Further Action Letter. (See Notice of Request for Judicial Notice (Dkt. No. 57).) Courts routinely take judicial notice of agency records, including consent orders, which are available to the public—accordingly, this Court may consider the attached Consent Order. See, e.g., Niagara Mohawk Power Corp. v. Chevron U.S.A., Inc., 596 F.3d 112, 124 n.12 (2d Cir. 2010) (“[W]e are empowered to take judicial notice of the 2003 Consent Order, as it is a public record.”); Campanelli v. Flagstar Bancorp, Inc., No. 19-CV-7299, 2020 WL 5350245, at *7 (S.D.N.Y. Sept. 4, 2020) (noting that in ruling on a motion to dismiss, the court may “consider matters of which judicial notice may be taken” including “OCC and CFPB consent orders” which “qualify as such documents”); Contant v. Bank of Am. Corp., 385 F. Supp. 3d 284, 294 (S.D.N.Y. 2019) (“The Court may take judicial notice of the CFTC Order, DOJ plea agreement[,] and similar public documents such as consent orders.”); Riverkeeper, Inc. v. Mirant Lovett, LLC, 675 F. Supp. 2d 337, 344 n.7 (S.D.N.Y. 2009) (“[T]he Court takes judicial notice of the 2004 Consent Order, as it is a matter of public record and acknowledged by both sides.”). “The Court may not, however, rely upon [consent orders] for the truth of the matters asserted without converting the

motion into a motion for summary judgment.” Campanelli, 2020 WL 5350245, at *7; Riverkeeper, Inc., 675 F. Supp. 2d at 344 (“[T]he Court is considering the 2004 Consent Order not for the truth of the assertions therein, but only for the fact that these assertions were made.”). However, as it is not clear to the Court that the No Further Action Letter is a public record and Defendant provides no other reason for the consideration of the letter, the Court does not consider it. See Church & Dwight Co. Inc. v. SPD Swiss Precision Diagnostics, GmbH, No. 14- CV-585, 2014 WL 2526965, at *7 (S.D.N.Y. June 3, 2014), adhered to, 104 F. Supp. 3d 348 (S.D.N.Y. 2015), aff’d, 836 F.3d 153 (2d Cir. 2016), and aff’d, 843 F.3d 48 (2d Cir. 2016) (holding the court could not consider “SPD’s communications with the FDA” because they “are not public records of agency actions.
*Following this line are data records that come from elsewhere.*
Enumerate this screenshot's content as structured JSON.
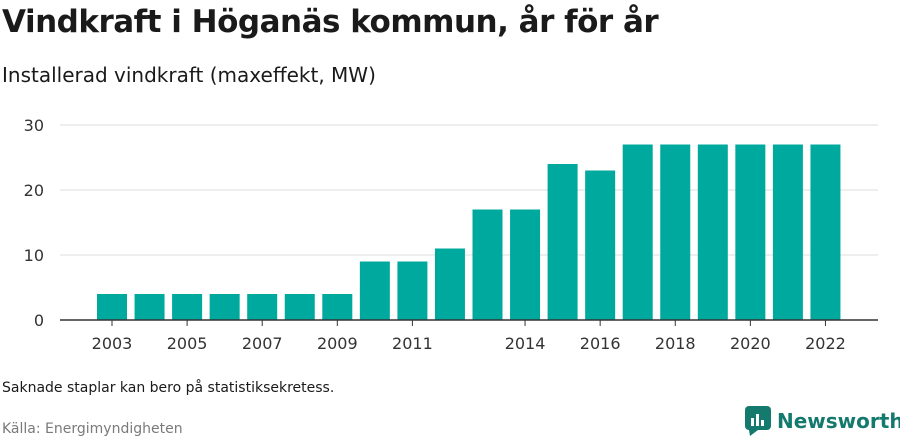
{
  "title": "Vindkraft i Höganäs kommun, år för år",
  "subtitle": "Installerad vindkraft (maxeffekt, MW)",
  "note": "Saknade staplar kan bero på statistiksekretess.",
  "source": "Källa: Energimyndigheten",
  "brand": {
    "name": "Newsworthy",
    "color": "#157a6e",
    "icon": "newsworthy-logo-icon"
  },
  "chart_data": {
    "type": "bar",
    "categories": [
      "2003",
      "2004",
      "2005",
      "2006",
      "2007",
      "2008",
      "2009",
      "2010",
      "2011",
      "2012",
      "2013",
      "2014",
      "2015",
      "2016",
      "2017",
      "2018",
      "2019",
      "2020",
      "2021",
      "2022"
    ],
    "values": [
      4,
      4,
      4,
      4,
      4,
      4,
      4,
      9,
      9,
      11,
      17,
      17,
      24,
      23,
      27,
      27,
      27,
      27,
      27,
      27
    ],
    "x_tick_labels": [
      "2003",
      "",
      "2005",
      "",
      "2007",
      "",
      "2009",
      "",
      "2011",
      "",
      "",
      "2014",
      "",
      "2016",
      "",
      "2018",
      "",
      "2020",
      "",
      "2022"
    ],
    "y_ticks": [
      0,
      10,
      20,
      30
    ],
    "ylim": [
      0,
      30
    ],
    "xlabel": "",
    "ylabel": "",
    "grid": true,
    "bar_color": "#00a99d"
  }
}
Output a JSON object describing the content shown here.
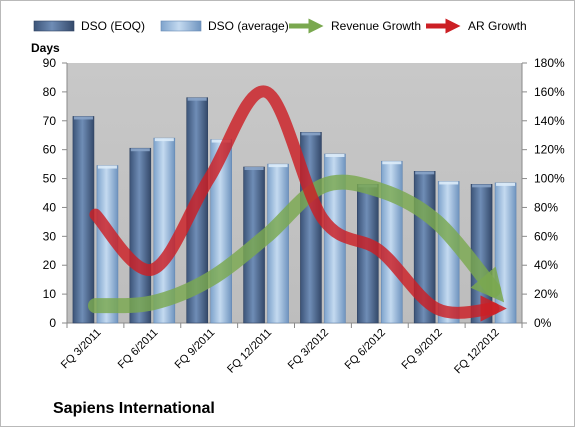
{
  "chart_data": {
    "type": "bar",
    "footer": "Sapiens International",
    "y_left_label": "Days",
    "y_left_range": [
      0,
      90
    ],
    "y_left_ticks": [
      "0",
      "10",
      "20",
      "30",
      "40",
      "50",
      "60",
      "70",
      "80",
      "90"
    ],
    "y_right_range": [
      0,
      180
    ],
    "y_right_ticks": [
      "0%",
      "20%",
      "40%",
      "60%",
      "80%",
      "100%",
      "120%",
      "140%",
      "160%",
      "180%"
    ],
    "categories": [
      "FQ 3/2011",
      "FQ 6/2011",
      "FQ 9/2011",
      "FQ 12/2011",
      "FQ 3/2012",
      "FQ 6/2012",
      "FQ 9/2012",
      "FQ 12/2012"
    ],
    "bar_series": [
      {
        "name": "DSO (EOQ)",
        "values": [
          71.5,
          60.5,
          78,
          54,
          66,
          48,
          52.5,
          48
        ]
      },
      {
        "name": "DSO (average)",
        "values": [
          54.5,
          64,
          63.5,
          55,
          58.5,
          56,
          49,
          48.5
        ]
      }
    ],
    "trend_series": [
      {
        "name": "Revenue Growth",
        "axis": "right",
        "values": [
          12,
          14,
          30,
          60,
          95,
          92,
          70,
          23
        ]
      },
      {
        "name": "AR Growth",
        "axis": "right",
        "values": [
          75,
          37,
          100,
          160,
          72,
          50,
          10,
          10
        ]
      }
    ],
    "legend_position": "top",
    "gridlines": false,
    "colors": {
      "dso_eoq": "#4a6590",
      "dso_average": "#8fb3da",
      "revenue_growth": "#7aa84f",
      "ar_growth": "#cc1f24",
      "plot_background": "#c0c0c0"
    }
  }
}
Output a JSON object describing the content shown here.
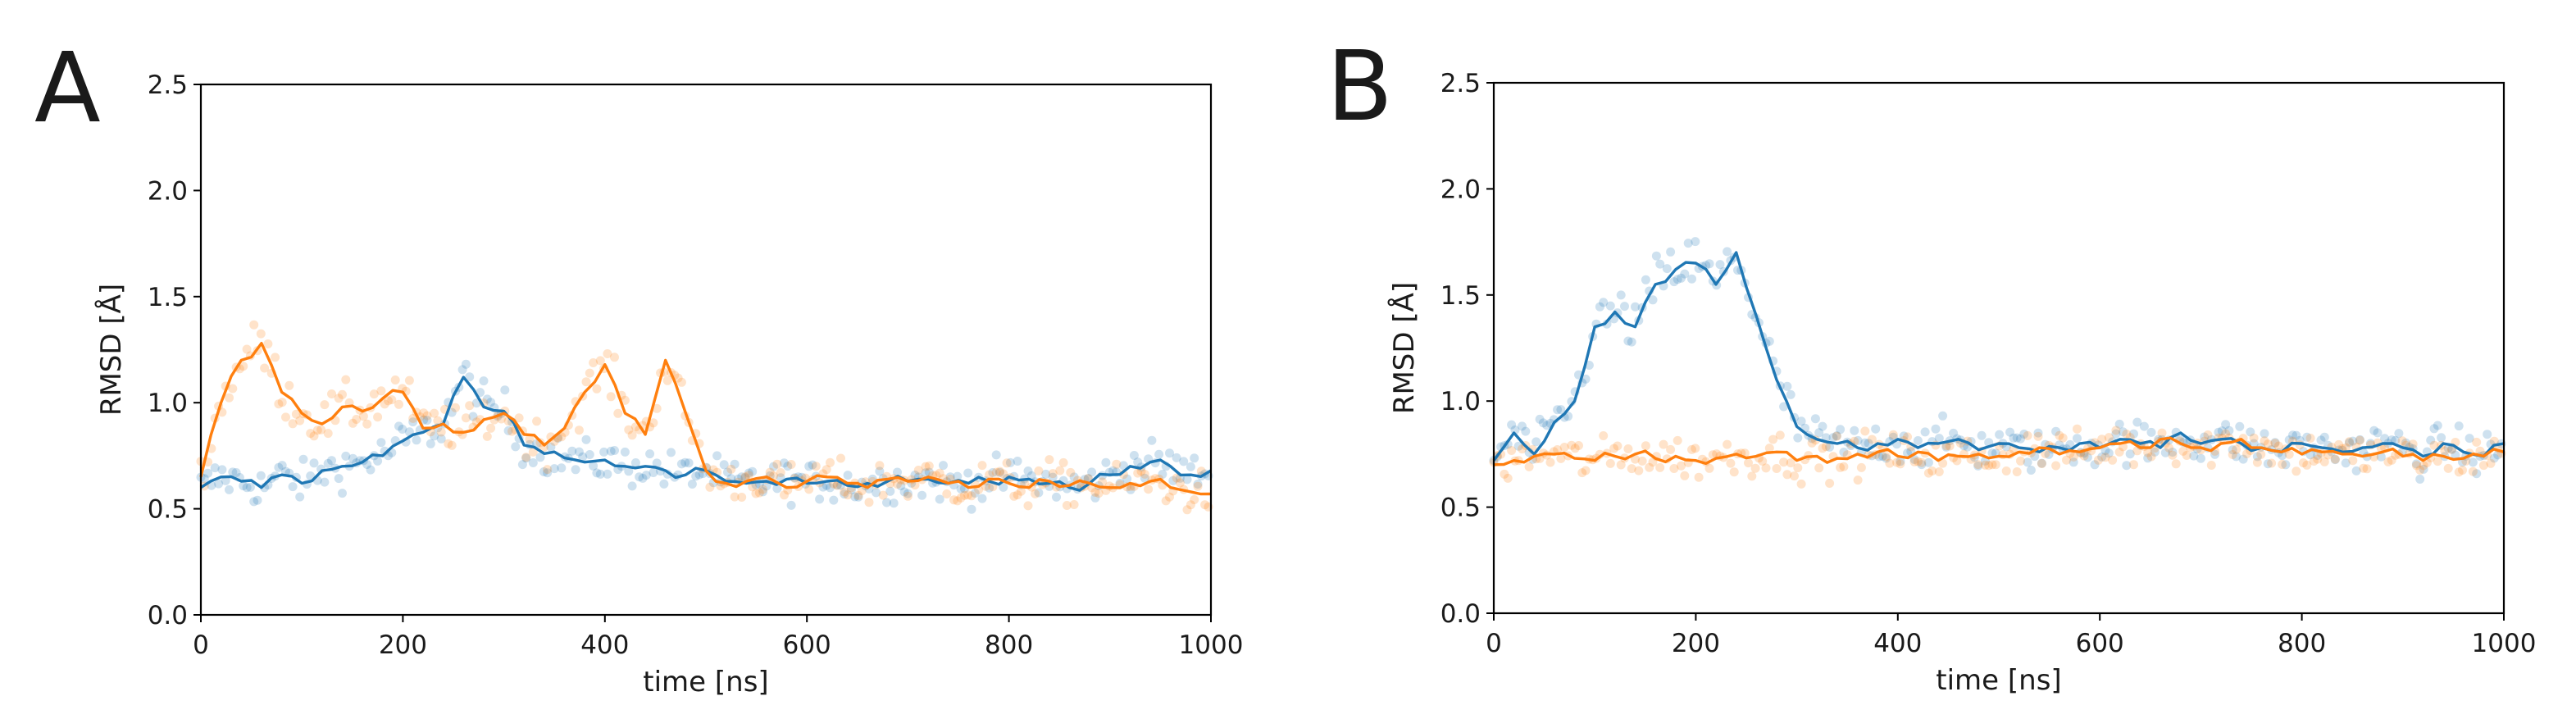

Rather, the documents SPD submits in support of its

request for judicial notice are internal documents that SPD held in confidence”) (citing United States v. Speakman, 594 F.3d 1165, 1172 n. 4 (10th Cir. 2010) (refusing to take judicial notice of an arbitration award because the arbitration organization was not a public agency); FDIC v. Loudermilk, No. 12-CV-4156, 984 F. Supp. 2d 1354, 1357 (N.D. Ga. Nov. 22, 2013) (refusing to take judicial notice of favorable FDIC reports that were not public documents); see also Fair v. Esserman, No. 15-CV-681, 2015 WL 7451154, at *4 (D. Conn. Nov. 23, 2015) (holding that “FOIA requests are not a proper subject for judicial notice” because they are “not public records of agency actions”). B. Factual Background Victor PestChaser Rodent Repellers (the “Repellers”) purport to repel rodents through “ultrasound” technology.